Fundamental beliefs inherent in Kelley’s educational model are that the client's process of self discovery is primary, clients have the resources to heal themselves, and each individual is on a unique journey. There is no dichotomy between body and mind. Hence, freeing the flow of the life force facilitates clear thinking, feeling, willing and the inherent resolution of problems. When engaged in a Radix session, the client and the Radix practitioner are joint partners in this process.

In Radix theory and practice, it is also assumed that touch is fundamental for healing and growth and throughout the Radix training course, trainees are educated thoroughly in the appropriate use of therapeutic touch.

Inherent in the structure of the training program is the belief that the personal work of the trainee is central to the development as a Radix practitioner.
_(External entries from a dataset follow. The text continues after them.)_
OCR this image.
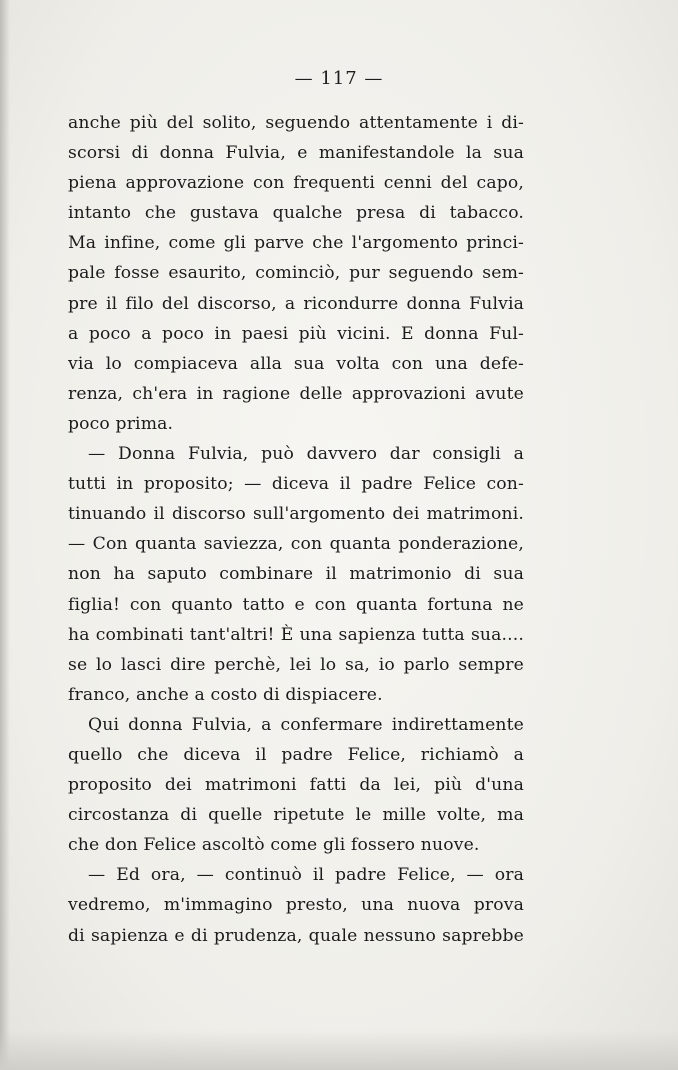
— 117 —
anche più del solito, seguendo attentamente i di-
scorsi di donna Fulvia, e manifestandole la sua
piena approvazione con frequenti cenni del capo,
intanto che gustava qualche presa di tabacco.
Ma infine, come gli parve che l'argomento princi-
pale fosse esaurito, cominciò, pur seguendo sem-
pre il filo del discorso, a ricondurre donna Fulvia
a poco a poco in paesi più vicini. E donna Ful-
via lo compiaceva alla sua volta con una defe-
renza, ch'era in ragione delle approvazioni avute
poco prima.
— Donna Fulvia, può davvero dar consigli a
tutti in proposito; — diceva il padre Felice con-
tinuando il discorso sull'argomento dei matrimoni.
— Con quanta saviezza, con quanta ponderazione,
non ha saputo combinare il matrimonio di sua
figlia! con quanto tatto e con quanta fortuna ne
ha combinati tant'altri! È una sapienza tutta sua....
se lo lasci dire perchè, lei lo sa, io parlo sempre
franco, anche a costo di dispiacere.
Qui donna Fulvia, a confermare indirettamente
quello che diceva il padre Felice, richiamò a
proposito dei matrimoni fatti da lei, più d'una
circostanza di quelle ripetute le mille volte, ma
che don Felice ascoltò come gli fossero nuove.
— Ed ora, — continuò il padre Felice, — ora
vedremo, m'immagino presto, una nuova prova
di sapienza e di prudenza, quale nessuno saprebbe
A willingness to commit to this notion of ongoing reflective learning is required for all aspects of the training program, whether this be formal study and written assignments, supervision of clinical practice or mastery of concepts and their application. It is believed that the capacity to self reflect with body and mind contributes to the quality of the training and the ability of the Radix trainee to complete training successfully. This attitude is most directly reflected in the requirement that all trainees must pursue a personal growth program on a regular basis with a Radix practitioner for the duration of the training course and submit a paper in the second year of training discussing fully their own Radix process and how it interacts with and effects the process of others.

Related to this is the general belief that the apprentice model of learning, in combining theory, practice, supervision and personal work provides the highest quality training. If for some reason, a trainee is unable to fulfil the requirements of any one of these aspects, their training ceases until such time as they are able to rectify this.

Selection for participation in the training program is not subject to race, sex, creed, educational level or colour. Although most people entering the program are from the helping professions or allied health areas, this is not a rigid criterion for admission.

Optimal learning and development occurs when trainees actively participate in both group and individual work and trainees must satisfy requirements in both areas to be Certified.